O professor andava perambulando pela rua; era
um rasgo atravessando-a naquela noite morna e sem luz. Uma voz artificialmente
esganiçada surgia:
Acenda um baseado pra iluminar nossa alma
Esquecida numa cadeira de rodas.
Olhando pra Avenida Aniquilação,
Você só verá rastros de luz
De corações partidos.
Eu queria ser todos eles,
Só para poder ter seus segredos;
porque o mundo foi feito para os mais
fracos.
Os mais fortes nos destroem,
Porque nunca tiveram um coração partido.
Escuridão. Pessoas
para fora, passavam horas a fio querendo mais informações. Uns diziam que era
Jesus voltando, o mundo estava para acabar; outros diziam que era um apagão generalizado,
mas não sabiam exatamente o motivo; alguns falavam em nova guerra mundial, nova
ordem mundial, terapia ocupacional para medir a tolerância do povo, hora de
matar “insetos” —
“ALÔ, ALÔ! MEU POVO, VENHO AQUI PARA DIZER QUE
HOUVE UM APAGÃO EM TODO NORDESTE PROVOCADO POR UM CURTO-CIRCUITO.”
A cantoria não cessava, era o carro de som de Rodofão
53.666. Subia e descia ruas; a região,
na sua maioria, já informada, apagou-se do apagão. Martin Maconha ainda
perambulava pelas ruas. Rodofão 53.666, farol alto, ao vê-lo, disse:
— À essa hora na rua... Está perdido, camarada?
— Estou passeando. Sentido o cheiro do gozo.
Aliás, tinha um casal ali, ó!... no capricho, na praça. Mas o que adianta
descrever se nada podemos ver? — Rodofão 53.666 olha para o motorista e começam
a rir.
— Você está bêbado. Vamos deixar você em casa,
camarada.
— E vocês, tão indo pra onde?
— Vamos para casa.
— Eu também.
— E onde você mora?
— Bem aqui, no inferno.
Rodofão 53.666, fala baixa, para o motorista:
— Deve ser um mendigo, vamos deixar pra lá.
Vamos nos mandar daqui.
— Fique com Deus, senhor. — E o motorista
acelera.
— Deus? Deus é ateu. Ele é o mais ateu de
todos nós.
Seguem seus rumos. Martin Maconha segue sua
caminhada em direção a um casebre vermelho-cabaré; encontro casual com Ju Osso E
Canela. Sabem, só há um tipo de estabelecimento que permanece aberto quando
acontece esse tipo de coisa, de “imprevisto”.
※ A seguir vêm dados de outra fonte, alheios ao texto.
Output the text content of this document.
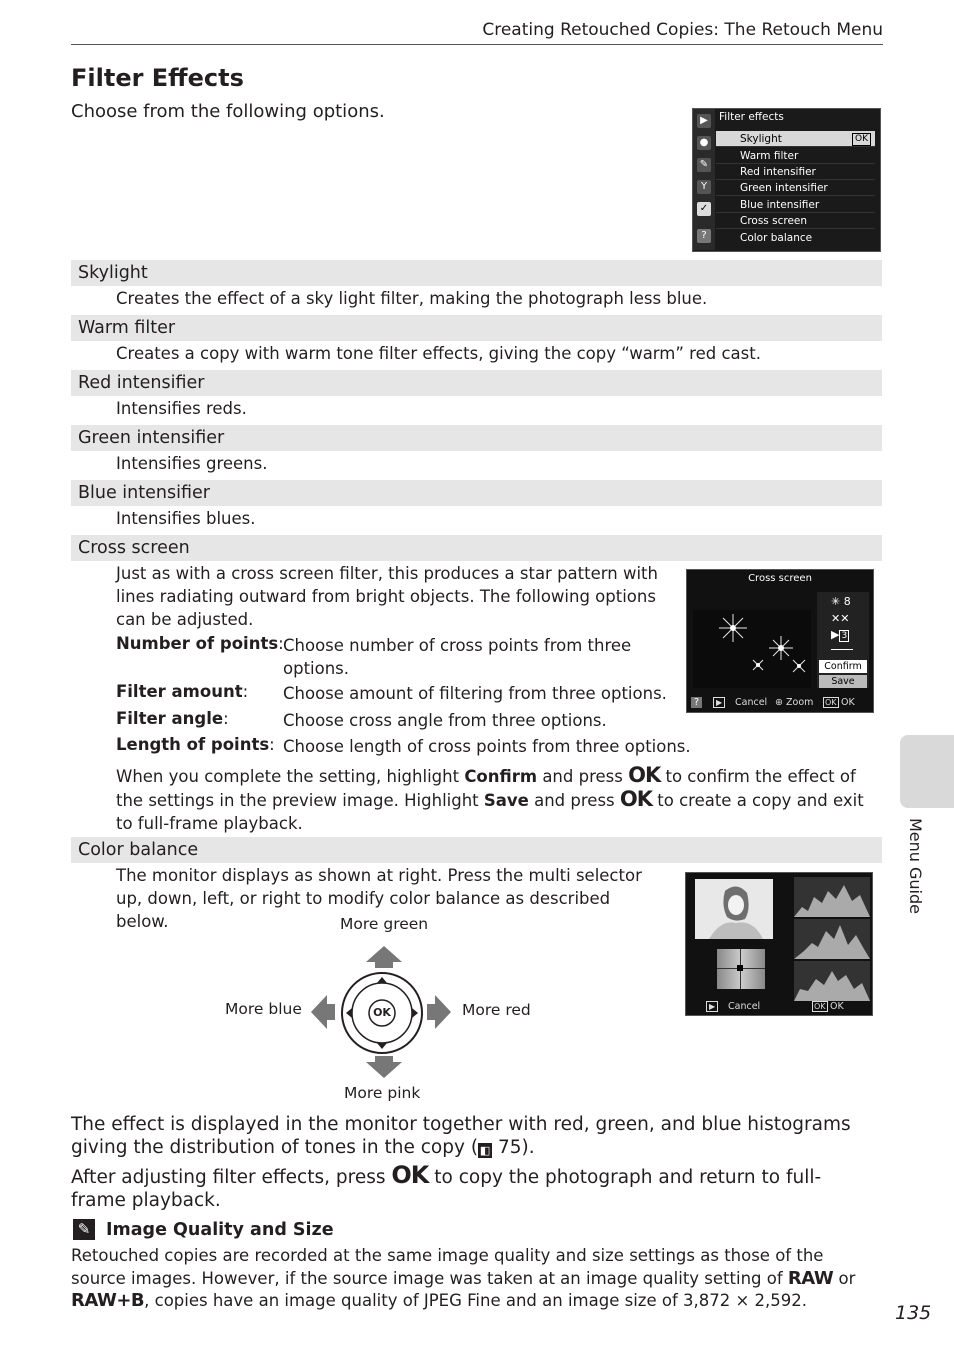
Creating Retouched Copies: The Retouch Menu
Filter Effects
Choose from the following options.	▶
●
✎
Y
✓
?
Filter effects
Skylight	OK
Warm filter
Red intensifier
Green intensifier
Blue intensifier
Cross screen
Color balance
Skylight
Creates the effect of a sky light filter, making the photograph less blue.
Warm filter
Creates a copy with warm tone filter effects, giving the copy “warm” red cast.
Red intensifier
Intensifies reds.
Green intensifier
Intensifies greens.
Blue intensifier
Intensifies blues.
Cross screen
Just as with a cross screen filter, this produces a star pattern with lines radiating outward from bright objects. The following options can be adjusted.
Number of points: Choose number of cross points from three options.
Filter amount: Choose amount of filtering from three options.
Filter angle:	Choose cross angle from three options.
Length of points: Choose length of cross points from three options.
When you complete the setting, highlight Confirm and press OK to confirm the effect of the settings in the preview image. Highlight Save and press OK to create a copy and exit to full-frame playback.
Cross screen
✳ 8
✕✕
▶ 3
Confirm
Save
?	▶	Cancel ⊕ Zoom OK OK
Color balance
The monitor displays as shown at right. Press the multi selector up, down, left, or right to modify color balance as described below.
▶	Cancel	OK OK
More green
More blue	More red
More pink
OK
The effect is displayed in the monitor together with red, green, and blue histograms giving the distribution of tones in the copy ( ◧ 75).
After adjusting filter effects, press OK to copy the photograph and return to full-frame playback.
✎ Image Quality and Size
Retouched copies are recorded at the same image quality and size settings as those of the source images. However, if the source image was taken at an image quality setting of RAW or RAW+B, copies have an image quality of JPEG Fine and an image size of 3,872 × 2,592.
Menu Guide
135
— Vamos lá, meu bem. — Pegando na mão dela e
adentrando um dos quartos.
— O que você vai querer hoje?
— Você não é a Ju Osso E Canela? — Reconhece
que era uma voz diferente.
— Sou Gil da Guenta Três Oitão. A Ju já tá
distribuindo por aí. Qual a de hoje, querido?
— Nada, só com ela. Já me acostumei, sabe como
é. Obrigado. — Saindo do cabaré.
À mercê do vento, Martin Maconha segue viagem,
sem rumo. Ladrões de fios de cobre o vê como uma sombra perdida na escuridão.
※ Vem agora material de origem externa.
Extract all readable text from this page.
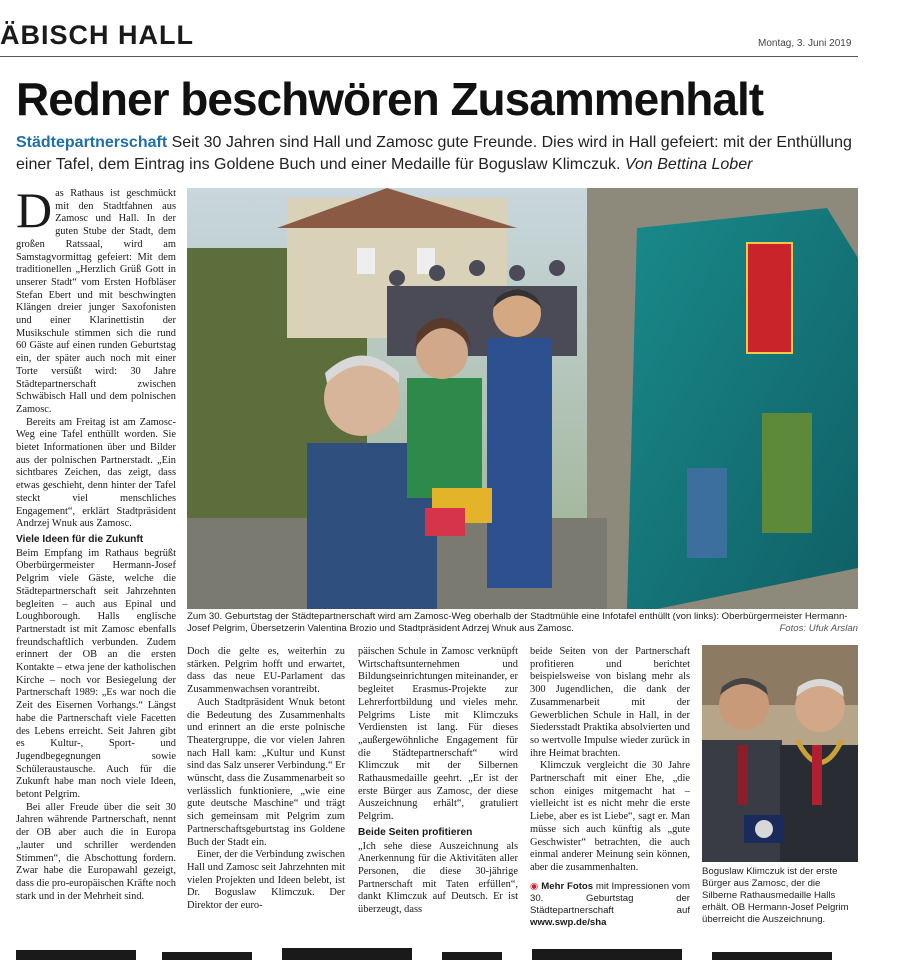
ÄBISCH HALL	Montag, 3. Juni 2019
Redner beschwören Zusammenhalt
Städtepartnerschaft Seit 30 Jahren sind Hall und Zamosc gute Freunde. Dies wird in Hall gefeiert: mit der Enthüllung einer Tafel, dem Eintrag ins Goldene Buch und einer Medaille für Boguslaw Klimczuk. Von Bettina Lober

Das Rathaus ist geschmückt mit den Stadtfahnen aus Zamosc und Hall. In der guten Stube der Stadt, dem großen Ratssaal, wird am Samstagvormittag gefeiert: Mit dem traditionellen „Herzlich Grüß Gott in unserer Stadt“ vom Ersten Hofbläser Stefan Ebert und mit beschwingten Klängen dreier junger Saxofonisten und einer Klarinettistin der Musikschule stimmen sich die rund 60 Gäste auf einen runden Geburtstag ein, der später auch noch mit einer Torte versüßt wird: 30 Jahre Städtepartnerschaft zwischen Schwäbisch Hall und dem polnischen Zamosc.

Bereits am Freitag ist am Zamosc-Weg eine Tafel enthüllt worden. Sie bietet Informationen über und Bilder aus der polnischen Partnerstadt. „Ein sichtbares Zeichen, das zeigt, dass etwas geschieht, denn hinter der Tafel steckt viel menschliches Engagement“, erklärt Stadtpräsident Andrzej Wnuk aus Zamosc.

Viele Ideen für die Zukunft

Beim Empfang im Rathaus begrüßt Oberbürgermeister Hermann-Josef Pelgrim viele Gäste, welche die Städtepartnerschaft seit Jahrzehnten begleiten – auch aus Epinal und Loughborough. Halls englische Partnerstadt ist mit Zamosc ebenfalls freundschaftlich verbunden. Zudem erinnert der OB an die ersten Kontakte – etwa jene der katholischen Kirche – noch vor Besiegelung der Partnerschaft 1989: „Es war noch die Zeit des Eisernen Vorhangs.“ Längst habe die Partnerschaft viele Facetten des Lebens erreicht. Seit Jahren gibt es Kultur-, Sport- und Jugendbegegnungen sowie Schüleraustausche. Auch für die Zukunft habe man noch viele Ideen, betont Pelgrim.

Bei aller Freude über die seit 30 Jahren währende Partnerschaft, nennt der OB aber auch die in Europa „lauter und schriller werdenden Stimmen“, die Abschottung fordern. Zwar habe die Europawahl gezeigt, dass die pro-europäischen Kräfte noch stark und in der Mehrheit sind.

Zum 30. Geburtstag der Städtepartnerschaft wird am Zamosc-Weg oberhalb der Stadtmühle eine Infotafel enthüllt (von links): Oberbürgermeister Hermann-Josef Pelgrim, Übersetzerin Valentina Brozio und Stadtpräsident Adrzej Wnuk aus Zamosc.	Fotos: Ufuk Arslan

Doch die gelte es, weiterhin zu stärken. Pelgrim hofft und erwartet, dass das neue EU-Parlament das Zusammenwachsen vorantreibt.

Auch Stadtpräsident Wnuk betont die Bedeutung des Zusammenhalts und erinnert an die erste polnische Theatergruppe, die vor vielen Jahren nach Hall kam: „Kultur und Kunst sind das Salz unserer Verbindung.“ Er wünscht, dass die Zusammenarbeit so verlässlich funktioniere, „wie eine gute deutsche Maschine“ und trägt sich gemeinsam mit Pelgrim zum Partnerschaftsgeburtstag ins Goldene Buch der Stadt ein.

Einer, der die Verbindung zwischen Hall und Zamosc seit Jahrzehnten mit vielen Projekten und Ideen belebt, ist Dr. Boguslaw Klimczuk. Der Direktor der euro-

päischen Schule in Zamosc verknüpft Wirtschaftsunternehmen und Bildungseinrichtungen miteinander, er begleitet Erasmus-Projekte zur Lehrerfortbildung und vieles mehr. Pelgrims Liste mit Klimczuks Verdiensten ist lang. Für dieses „außergewöhnliche Engagement für die Städtepartnerschaft“ wird Klimczuk mit der Silbernen Rathausmedaille geehrt. „Er ist der erste Bürger aus Zamosc, der diese Auszeichnung erhält“, gratuliert Pelgrim.

Beide Seiten profitieren

„Ich sehe diese Auszeichnung als Anerkennung für die Aktivitäten aller Personen, die diese 30-jährige Partnerschaft mit Taten erfüllen“, dankt Klimczuk auf Deutsch. Er ist überzeugt, dass

beide Seiten von der Partnerschaft profitieren und berichtet beispielsweise von bislang mehr als 300 Jugendlichen, die dank der Zusammenarbeit mit der Gewerblichen Schule in Hall, in der Siedersstadt Praktika absolvierten und so wertvolle Impulse wieder zurück in ihre Heimat brachten.

Klimczuk vergleicht die 30 Jahre Partnerschaft mit einer Ehe, „die schon einiges mitgemacht hat – vielleicht ist es nicht mehr die erste Liebe, aber es ist Liebe“, sagt er. Man müsse sich auch künftig als „gute Geschwister“ betrachten, die auch einmal anderer Meinung sein können, aber die zusammenhalten.

◉ Mehr Fotos mit Impressionen vom 30. Geburtstag der Städtepartnerschaft auf www.swp.de/sha
Boguslaw Klimczuk ist der erste Bürger aus Zamosc, der die Silberne Rathausmedaille Halls erhält. OB Hermann-Josef Pelgrim überreicht die Auszeichnung.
Uma nuvem em forma de banana tapa a xana da noite; começa a cantar:
Tá mais escuro que os Uivos de Debord torto.
Tá mais escuro que dormir com Rivotril.
Tá mais escuro que estar de transtorno.
Tá mais escuro que levar no capuz de fuzil.
Imagina ver alguém dormir ao final da rua na
qual se encontrava; coberto por uma casa de muro alto de bolinhas de vento,
apoiando a cabeça num travesseiro de latinhas, arrodeado de sacos pretos. Sua
miopia imaginava um borrão à frente às escuras, mas conforme se aproximava via
aquilo que pensara; menino franzino... não era possível descrê-lo, além do mais
— importaria, afinal, em plena escuridão? só sombras, sombras na escuridão. Sua
dor era um jogo à parte, um jogo que ele não podia jogar; um jogo que era
jogado por ele... até mesmo a esperança que lhe restava era vendida pelos
profissionais desprovidos de alma, songamongamente; agora o menino tem alma, porém
sua esperança tornou-se endividada, pois ela sequer é dele, mas, ao contrário, é
extraída, transformada num jogo por fazedores de estórias dos mais variados
ramos; sua passividade era anônima, servia de base e material para historinha
que não podia ler. Não sabiam do que ele precisava exatamente, só do que eles
precisavam. O jogo é: arrecadamos sua esperança, ou o que restou dela. Um jogo
codificado.
— Posso sentir o cheiro de sua dor de longe,
sei que está acordado. Seria impossível estar no seu lugar, quer dizer, me
imaginar no seu lugar, porque jamais poderia sentir o que você sente. Mas não
vai ser sempre assim, tenho certeza.
— Só queria encontrar minha mãe... me perdi
dela quando ficou tudo escuro... me escondi aqui com as latinhas que consegui
hoje.
— Assim que a luz voltar a gente vai procurar
por ela. Tá com fome? — Tirando um sanduíche embrulhado do casado esfarrapado.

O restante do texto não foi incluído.